Turkey’s primary concern with the Libya intervention — and the reason it withheld support for a NATO command — is to ensure that it stop short of effecting the removal of the Qaddafi regime. Since the Turkish FM says all their demands have been met, it seems safe to say that the Obama administration was not just being cute when it said Qaddafi wasn’t a target. Or if they were leaving that on the table as an explicit strategic goal of intervention, they’d appear to be pretty thoroughly handcuffed now.

I can’t decide whether this is an argument against having let Turkey into NATO or an argument against dragging NATO into things like this. Take your pick.

UPDATE: Or not. As soon as I hit publish I saw this from CNN:

BREAKING-NATO sources telling our Paula Newton and that #Libya agreement could be in jeapardy after last minute Turkish objections

The Turkish objection, according to the Turks themselves, is that France “wants [to] retain autonomous command” outside of NATO in order to continue strikes, and that this undermines NATO command and control. Which yeah, of course it would. It would make NATO command and control redundant.

UPDATE II: Ok, multiple outlets now reporting that NATO has agreed to take over command of Libya ops.
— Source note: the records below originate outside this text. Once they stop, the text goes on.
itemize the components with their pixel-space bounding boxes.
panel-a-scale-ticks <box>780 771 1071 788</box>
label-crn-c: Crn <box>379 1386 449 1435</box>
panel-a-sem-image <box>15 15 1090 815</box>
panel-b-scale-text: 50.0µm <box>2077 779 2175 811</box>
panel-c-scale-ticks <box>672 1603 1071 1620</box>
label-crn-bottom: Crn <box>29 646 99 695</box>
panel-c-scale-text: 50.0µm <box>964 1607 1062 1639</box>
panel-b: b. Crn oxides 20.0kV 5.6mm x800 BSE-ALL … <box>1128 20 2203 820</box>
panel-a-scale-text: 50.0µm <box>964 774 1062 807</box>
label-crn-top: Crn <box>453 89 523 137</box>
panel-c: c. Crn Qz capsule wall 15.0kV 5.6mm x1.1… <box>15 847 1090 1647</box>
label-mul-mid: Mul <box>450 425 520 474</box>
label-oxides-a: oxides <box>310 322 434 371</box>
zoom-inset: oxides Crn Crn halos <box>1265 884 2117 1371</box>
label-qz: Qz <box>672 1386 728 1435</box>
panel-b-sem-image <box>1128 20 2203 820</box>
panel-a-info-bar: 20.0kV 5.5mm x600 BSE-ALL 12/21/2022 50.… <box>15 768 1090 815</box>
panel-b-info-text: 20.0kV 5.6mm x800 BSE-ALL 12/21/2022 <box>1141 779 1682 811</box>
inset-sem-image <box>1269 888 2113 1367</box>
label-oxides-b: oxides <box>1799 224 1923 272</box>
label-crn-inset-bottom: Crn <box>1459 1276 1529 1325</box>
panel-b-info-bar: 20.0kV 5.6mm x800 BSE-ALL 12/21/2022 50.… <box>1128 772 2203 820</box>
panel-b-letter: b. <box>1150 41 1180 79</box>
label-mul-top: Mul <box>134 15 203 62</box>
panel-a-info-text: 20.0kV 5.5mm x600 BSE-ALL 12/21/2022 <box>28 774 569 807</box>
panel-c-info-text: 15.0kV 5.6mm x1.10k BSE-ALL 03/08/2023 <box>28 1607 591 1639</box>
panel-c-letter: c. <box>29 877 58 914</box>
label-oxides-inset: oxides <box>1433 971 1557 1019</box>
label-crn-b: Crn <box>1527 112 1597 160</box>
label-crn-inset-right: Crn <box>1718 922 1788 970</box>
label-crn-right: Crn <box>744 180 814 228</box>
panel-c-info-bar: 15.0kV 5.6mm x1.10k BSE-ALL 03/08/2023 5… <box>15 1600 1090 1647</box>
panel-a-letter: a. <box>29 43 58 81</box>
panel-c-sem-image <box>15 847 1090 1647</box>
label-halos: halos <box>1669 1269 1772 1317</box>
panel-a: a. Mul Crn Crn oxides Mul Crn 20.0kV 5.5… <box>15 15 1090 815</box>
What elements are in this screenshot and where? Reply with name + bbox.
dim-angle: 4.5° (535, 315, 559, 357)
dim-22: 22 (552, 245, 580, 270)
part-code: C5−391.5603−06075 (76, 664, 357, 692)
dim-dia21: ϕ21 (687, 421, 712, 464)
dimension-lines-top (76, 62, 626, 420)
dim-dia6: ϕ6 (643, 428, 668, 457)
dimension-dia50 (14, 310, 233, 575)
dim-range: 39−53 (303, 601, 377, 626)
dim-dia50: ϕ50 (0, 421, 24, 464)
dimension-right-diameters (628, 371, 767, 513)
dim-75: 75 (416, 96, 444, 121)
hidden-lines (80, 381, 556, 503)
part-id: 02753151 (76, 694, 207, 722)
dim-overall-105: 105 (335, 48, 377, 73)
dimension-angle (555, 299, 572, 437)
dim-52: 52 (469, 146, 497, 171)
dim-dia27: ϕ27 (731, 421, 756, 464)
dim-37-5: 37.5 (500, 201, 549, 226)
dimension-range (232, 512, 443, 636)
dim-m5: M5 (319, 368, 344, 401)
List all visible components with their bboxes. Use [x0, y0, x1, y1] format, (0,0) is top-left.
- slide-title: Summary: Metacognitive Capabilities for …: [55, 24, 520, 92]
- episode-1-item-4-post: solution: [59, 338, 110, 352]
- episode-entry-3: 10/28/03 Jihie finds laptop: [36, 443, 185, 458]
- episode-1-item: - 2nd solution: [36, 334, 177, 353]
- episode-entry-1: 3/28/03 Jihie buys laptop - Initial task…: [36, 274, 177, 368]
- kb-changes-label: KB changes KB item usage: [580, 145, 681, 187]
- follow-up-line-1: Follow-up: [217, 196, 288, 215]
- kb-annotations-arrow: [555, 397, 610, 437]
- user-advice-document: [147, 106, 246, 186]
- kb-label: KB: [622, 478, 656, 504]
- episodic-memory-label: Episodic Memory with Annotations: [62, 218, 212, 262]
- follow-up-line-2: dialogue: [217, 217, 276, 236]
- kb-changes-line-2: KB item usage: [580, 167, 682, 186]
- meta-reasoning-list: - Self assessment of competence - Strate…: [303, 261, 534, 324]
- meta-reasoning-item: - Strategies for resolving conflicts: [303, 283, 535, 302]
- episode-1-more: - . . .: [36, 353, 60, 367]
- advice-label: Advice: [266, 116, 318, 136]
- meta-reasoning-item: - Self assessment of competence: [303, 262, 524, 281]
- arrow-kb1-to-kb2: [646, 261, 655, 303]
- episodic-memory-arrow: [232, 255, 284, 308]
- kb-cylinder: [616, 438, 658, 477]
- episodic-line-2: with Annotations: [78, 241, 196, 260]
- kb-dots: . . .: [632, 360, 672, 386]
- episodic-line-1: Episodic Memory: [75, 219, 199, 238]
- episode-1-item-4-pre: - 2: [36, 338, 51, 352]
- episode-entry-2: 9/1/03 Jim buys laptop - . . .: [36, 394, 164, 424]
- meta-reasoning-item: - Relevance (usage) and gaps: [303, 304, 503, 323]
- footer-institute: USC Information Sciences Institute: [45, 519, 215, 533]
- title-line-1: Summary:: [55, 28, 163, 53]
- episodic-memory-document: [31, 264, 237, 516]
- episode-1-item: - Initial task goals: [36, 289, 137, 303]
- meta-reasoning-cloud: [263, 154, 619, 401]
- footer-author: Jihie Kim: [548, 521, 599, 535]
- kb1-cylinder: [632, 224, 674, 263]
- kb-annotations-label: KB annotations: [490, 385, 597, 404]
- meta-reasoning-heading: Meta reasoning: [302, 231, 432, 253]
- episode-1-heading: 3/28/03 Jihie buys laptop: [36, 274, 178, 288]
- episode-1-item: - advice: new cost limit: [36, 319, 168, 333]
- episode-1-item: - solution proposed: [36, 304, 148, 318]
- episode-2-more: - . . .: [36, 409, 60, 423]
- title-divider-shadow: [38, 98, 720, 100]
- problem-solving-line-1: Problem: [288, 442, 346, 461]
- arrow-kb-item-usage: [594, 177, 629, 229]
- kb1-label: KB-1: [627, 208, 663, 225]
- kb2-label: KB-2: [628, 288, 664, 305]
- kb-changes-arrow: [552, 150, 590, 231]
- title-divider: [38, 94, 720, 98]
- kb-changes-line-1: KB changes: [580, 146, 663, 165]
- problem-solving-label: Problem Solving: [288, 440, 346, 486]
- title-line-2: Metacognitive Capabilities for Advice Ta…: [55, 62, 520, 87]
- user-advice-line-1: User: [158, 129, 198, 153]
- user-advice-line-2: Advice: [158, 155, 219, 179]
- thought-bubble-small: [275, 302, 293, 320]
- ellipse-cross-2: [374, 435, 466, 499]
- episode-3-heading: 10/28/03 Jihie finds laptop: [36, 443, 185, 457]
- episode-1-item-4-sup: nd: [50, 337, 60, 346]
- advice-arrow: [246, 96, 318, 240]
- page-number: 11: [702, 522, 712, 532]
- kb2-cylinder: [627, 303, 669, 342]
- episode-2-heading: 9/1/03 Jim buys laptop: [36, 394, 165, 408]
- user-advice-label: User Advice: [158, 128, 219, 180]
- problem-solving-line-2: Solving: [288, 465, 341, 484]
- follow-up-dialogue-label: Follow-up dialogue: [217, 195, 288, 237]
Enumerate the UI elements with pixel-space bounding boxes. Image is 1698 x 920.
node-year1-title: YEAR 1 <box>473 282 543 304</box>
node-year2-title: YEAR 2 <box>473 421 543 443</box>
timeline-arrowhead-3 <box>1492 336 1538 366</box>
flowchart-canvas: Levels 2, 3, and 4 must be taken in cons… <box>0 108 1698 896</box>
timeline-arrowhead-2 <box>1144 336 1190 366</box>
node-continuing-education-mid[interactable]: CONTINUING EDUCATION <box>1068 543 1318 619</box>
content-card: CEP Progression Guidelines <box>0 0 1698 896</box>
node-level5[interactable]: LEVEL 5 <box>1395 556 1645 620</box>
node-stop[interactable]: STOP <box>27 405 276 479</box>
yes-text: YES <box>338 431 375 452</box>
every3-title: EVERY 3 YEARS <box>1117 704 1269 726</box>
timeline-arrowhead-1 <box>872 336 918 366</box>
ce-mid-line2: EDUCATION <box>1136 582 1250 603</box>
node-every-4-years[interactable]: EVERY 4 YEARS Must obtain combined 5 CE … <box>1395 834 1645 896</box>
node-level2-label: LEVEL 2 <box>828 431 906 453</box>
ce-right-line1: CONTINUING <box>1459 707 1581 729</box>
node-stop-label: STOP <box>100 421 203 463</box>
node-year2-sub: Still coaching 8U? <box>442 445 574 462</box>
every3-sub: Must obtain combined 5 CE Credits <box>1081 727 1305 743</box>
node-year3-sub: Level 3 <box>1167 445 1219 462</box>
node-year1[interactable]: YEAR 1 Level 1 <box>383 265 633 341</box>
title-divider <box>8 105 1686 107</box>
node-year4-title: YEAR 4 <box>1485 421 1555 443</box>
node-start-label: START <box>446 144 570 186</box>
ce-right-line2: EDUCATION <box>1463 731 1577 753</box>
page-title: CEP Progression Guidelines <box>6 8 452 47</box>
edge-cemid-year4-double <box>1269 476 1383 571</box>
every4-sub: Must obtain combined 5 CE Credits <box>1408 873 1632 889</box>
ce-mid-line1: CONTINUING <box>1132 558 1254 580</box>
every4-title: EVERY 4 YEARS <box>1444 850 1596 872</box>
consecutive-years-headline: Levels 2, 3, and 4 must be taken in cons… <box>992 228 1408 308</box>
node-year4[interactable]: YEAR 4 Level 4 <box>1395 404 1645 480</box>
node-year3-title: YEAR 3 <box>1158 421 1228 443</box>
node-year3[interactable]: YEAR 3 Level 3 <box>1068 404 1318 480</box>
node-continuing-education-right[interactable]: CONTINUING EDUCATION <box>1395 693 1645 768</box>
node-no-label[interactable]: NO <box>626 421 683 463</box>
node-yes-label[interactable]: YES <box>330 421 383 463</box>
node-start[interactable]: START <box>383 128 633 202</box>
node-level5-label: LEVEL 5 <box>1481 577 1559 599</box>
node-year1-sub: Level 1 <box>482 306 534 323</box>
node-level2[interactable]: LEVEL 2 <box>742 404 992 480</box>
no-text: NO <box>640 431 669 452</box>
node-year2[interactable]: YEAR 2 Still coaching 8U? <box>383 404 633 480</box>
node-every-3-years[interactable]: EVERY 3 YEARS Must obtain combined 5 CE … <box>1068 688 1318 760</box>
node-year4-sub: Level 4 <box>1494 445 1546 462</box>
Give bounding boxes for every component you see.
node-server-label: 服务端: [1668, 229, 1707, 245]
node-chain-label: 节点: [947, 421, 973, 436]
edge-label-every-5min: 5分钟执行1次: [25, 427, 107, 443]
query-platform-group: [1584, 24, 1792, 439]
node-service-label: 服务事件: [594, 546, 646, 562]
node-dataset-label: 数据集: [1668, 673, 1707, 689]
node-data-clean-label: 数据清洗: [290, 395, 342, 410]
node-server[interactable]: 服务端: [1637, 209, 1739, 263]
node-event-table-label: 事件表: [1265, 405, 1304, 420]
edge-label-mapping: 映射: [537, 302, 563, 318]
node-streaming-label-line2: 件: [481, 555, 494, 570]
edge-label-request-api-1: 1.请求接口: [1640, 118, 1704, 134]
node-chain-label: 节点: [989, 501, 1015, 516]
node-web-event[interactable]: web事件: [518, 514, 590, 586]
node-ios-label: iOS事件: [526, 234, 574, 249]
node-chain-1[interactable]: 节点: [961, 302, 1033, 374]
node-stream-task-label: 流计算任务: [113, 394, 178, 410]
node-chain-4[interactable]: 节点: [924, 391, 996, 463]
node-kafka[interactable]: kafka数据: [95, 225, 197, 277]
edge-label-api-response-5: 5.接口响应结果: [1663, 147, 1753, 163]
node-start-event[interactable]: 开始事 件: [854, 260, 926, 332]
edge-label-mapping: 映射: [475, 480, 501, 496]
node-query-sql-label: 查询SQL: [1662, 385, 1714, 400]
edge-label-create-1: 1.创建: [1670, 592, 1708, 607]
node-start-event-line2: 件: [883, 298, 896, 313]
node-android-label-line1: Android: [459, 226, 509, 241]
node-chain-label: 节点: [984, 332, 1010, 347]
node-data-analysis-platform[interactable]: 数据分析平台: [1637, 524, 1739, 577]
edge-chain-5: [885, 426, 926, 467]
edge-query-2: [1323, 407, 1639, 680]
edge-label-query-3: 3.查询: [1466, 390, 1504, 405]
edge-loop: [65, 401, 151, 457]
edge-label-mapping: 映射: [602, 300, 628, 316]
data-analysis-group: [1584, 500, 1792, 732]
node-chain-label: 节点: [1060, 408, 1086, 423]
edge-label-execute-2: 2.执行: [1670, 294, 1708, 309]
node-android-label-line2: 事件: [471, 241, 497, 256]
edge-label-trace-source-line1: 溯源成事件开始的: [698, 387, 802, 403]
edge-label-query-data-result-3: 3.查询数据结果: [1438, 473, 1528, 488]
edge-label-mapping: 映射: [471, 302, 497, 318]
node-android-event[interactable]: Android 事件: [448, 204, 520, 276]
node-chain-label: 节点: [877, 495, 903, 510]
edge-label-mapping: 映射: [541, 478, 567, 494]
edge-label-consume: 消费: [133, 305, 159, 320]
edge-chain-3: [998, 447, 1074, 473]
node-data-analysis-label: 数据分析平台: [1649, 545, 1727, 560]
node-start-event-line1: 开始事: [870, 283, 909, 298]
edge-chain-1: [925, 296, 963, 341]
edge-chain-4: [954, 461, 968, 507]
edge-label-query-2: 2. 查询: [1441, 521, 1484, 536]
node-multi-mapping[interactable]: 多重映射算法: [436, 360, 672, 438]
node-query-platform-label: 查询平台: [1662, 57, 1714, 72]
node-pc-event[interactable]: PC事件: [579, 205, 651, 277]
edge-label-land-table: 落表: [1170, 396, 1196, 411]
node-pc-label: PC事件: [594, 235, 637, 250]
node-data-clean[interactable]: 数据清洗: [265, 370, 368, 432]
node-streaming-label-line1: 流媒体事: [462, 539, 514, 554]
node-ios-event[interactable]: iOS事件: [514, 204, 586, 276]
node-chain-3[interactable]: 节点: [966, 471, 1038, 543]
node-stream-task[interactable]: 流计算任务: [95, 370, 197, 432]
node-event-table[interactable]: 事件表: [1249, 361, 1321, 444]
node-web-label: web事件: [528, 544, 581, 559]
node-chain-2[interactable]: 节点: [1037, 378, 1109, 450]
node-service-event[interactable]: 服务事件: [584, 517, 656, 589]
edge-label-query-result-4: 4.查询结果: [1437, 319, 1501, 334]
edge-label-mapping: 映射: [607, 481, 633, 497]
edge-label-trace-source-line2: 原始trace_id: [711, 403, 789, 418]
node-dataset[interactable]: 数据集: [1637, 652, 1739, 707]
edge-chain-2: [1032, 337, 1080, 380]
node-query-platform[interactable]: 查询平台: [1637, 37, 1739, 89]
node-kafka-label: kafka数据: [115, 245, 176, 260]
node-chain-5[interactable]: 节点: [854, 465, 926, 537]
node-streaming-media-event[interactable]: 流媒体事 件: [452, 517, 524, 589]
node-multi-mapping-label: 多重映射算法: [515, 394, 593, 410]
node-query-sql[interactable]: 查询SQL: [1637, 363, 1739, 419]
The big ‘but’ from NATO SecGen Rasmussen is that the alliance will only take over no-fly zone enforcement — a mission that has been thoroughly accomplished. Rasmussen says that the coalition will for the time being still be conducting operations to protect civilians from Qaddafi’s ground forces.

“We are right now considering whether we should take on the broader responsibility within the U.N. Security Council resolution,” he just told Wolf Blitzer.

Rasmussen says a decision on whether NATO will take up operations against units on the ground could be made “in coming days.”

Turkey seems to be the problem.

UPDATE III: More info, NATO is floating a proposal they’re calling “no-fly plus” that would give NATO the mandate to attack ground targets with the aim of protecting civilians. But, all 28 NATO members would have to agree on rules of engagement and any country could pull out if they disagree with targeting etc.

Oh, there will also be two separate commands operating in the air above Libya. This looks like a mess.